20 June 2024
If you are covering the Bank of England’s latest interest rate decision, please see the following comment from Lindsay James, investment strategist at Quilter Investors:
“Though inflation hitting 2% marked a significant milestone, it is simply not enough to allow the Bank of England to declare job done. Instead, the monetary policy committee has opted to leave interest rates unchanged once more.
“While it will come as a bitter blow to the Conservative party, this decision is no real surprise given month-on-month figures suggest inflation is unlikely to remain at 2% for long. It is instead expected to rise again later this year and ultimately settle between 2% and 3%. The Bank will be keeping a keen eye on wage growth, which remains around 6%, as well as services inflation which has been taking its time in coming down and has continued to feed into elevated core inflation. With the Labour Force Participation Rate still trending down and at the lowest level since 2015, a worker shortage is one crucial inflationary factor that will need addressing by the incoming government. Given the Bank’s focus on sustainably returning inflation to the target in the medium term, it could be some time yet before we see a cut.

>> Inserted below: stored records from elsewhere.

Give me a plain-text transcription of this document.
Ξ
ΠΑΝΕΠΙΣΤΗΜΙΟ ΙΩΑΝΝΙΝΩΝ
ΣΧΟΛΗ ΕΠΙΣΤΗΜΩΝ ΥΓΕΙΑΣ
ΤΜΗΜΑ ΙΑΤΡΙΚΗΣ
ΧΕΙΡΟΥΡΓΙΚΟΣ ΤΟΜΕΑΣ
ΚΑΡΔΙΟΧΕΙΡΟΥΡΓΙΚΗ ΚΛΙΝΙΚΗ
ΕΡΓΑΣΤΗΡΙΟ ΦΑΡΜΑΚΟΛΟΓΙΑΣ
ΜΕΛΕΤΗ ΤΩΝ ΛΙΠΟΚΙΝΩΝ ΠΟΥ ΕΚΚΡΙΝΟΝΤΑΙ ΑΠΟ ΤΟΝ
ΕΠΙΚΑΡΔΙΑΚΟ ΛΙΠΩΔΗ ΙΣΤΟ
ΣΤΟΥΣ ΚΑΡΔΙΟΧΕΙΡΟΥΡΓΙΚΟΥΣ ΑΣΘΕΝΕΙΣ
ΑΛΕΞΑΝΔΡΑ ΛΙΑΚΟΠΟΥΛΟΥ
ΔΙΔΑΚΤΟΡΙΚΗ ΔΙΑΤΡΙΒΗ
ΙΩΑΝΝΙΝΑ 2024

“Until recently, markets had been pricing in several BoE rate cuts this year, with the first previously expected in the summer. Given the hesitation around inflation, it is looking increasingly likely that the first cut will not materialise until November which means we could see just one or two cuts from the BoE this year after all. This would put the BoE roughly in alignment with the Federal Reserve, which now expects to make just one rate cut this year, and trailing behind the European Central Bank which has already fired the starting gun.
“Though the headline rate of inflation has lowered, various areas of the economy are still seeing prices rising at a faster rate than the 2% target. What’s more, the high cost of living is still biting, meaning households are unlikely to be feeling any better off. With interest rates unlikely to fall for some time yet, and the prospect of lower rates later in the year so far having little impact on mortgage rates and long-term debt agreements, consumers and businesses will continue to carry the burden.”